Our constitutional democracy seems currently as volatile as the dandelion. Permanently I have the feeling that politicians make a mountain out of a molehill.
In times of COVID19 a person of sharp whits like Hans Rosling* are needed more than ever. Unfortunately, he passed in 2017: I would have loved to ask him about his view of this mess of data surrounding us, a condition I feel like suffocating by not having any outlet to express my concerns.
Factfulness is ••• recognizing when a decision feels urgent and
remembering that it rarely is. To control the urgency instinct, take small steps.
•
Take a breath. When your urgency instinct is triggered, your other instincts kick in and your analysis shuts down. Ask for more time and more information. It’s rarely now or never and it’s rarely either/or.
•
Insist on the data. If something is urgent and important, it should be measured. Beware of data that is relevant but inaccurate, or accurate but irrelevant. Only relevant and accurate data is useful.
•
Beware of fortune-tellers. Any prediction about the future is uncertain. Be wary of predictions that fail to acknowledge that. Insist on a full range of scenarios, never just the best or worst. Ask how often such predictions have been right before. Be wary of drastic action. Ask what the side effects will be. Ask how the idea has been tested. Step by step practical improvements, and evaluation of their impact, are less dramatic but usually more effective. . .

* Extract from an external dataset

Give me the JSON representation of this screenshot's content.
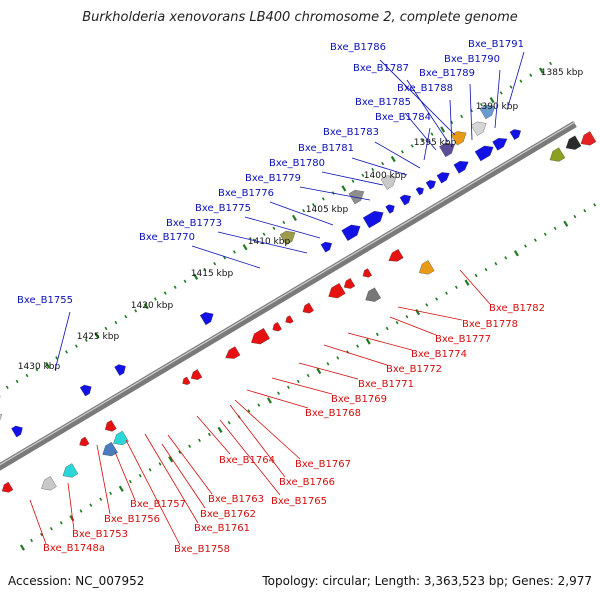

Hans Rosling, Factfulness; first published in Great Britain in 2018 by Sceptre
An Imprint of Hodder & Stoughton
An Hachette UK Company
Hans Rosling* (27 July 1948 – 7 February 2017) was a Swedish physician, academic, and public speaker. He was the Professor of International Health at Karolinska Institute and was the co-founder and chairman of the Gapminder Foundation, which developed the Trendalyzer software system.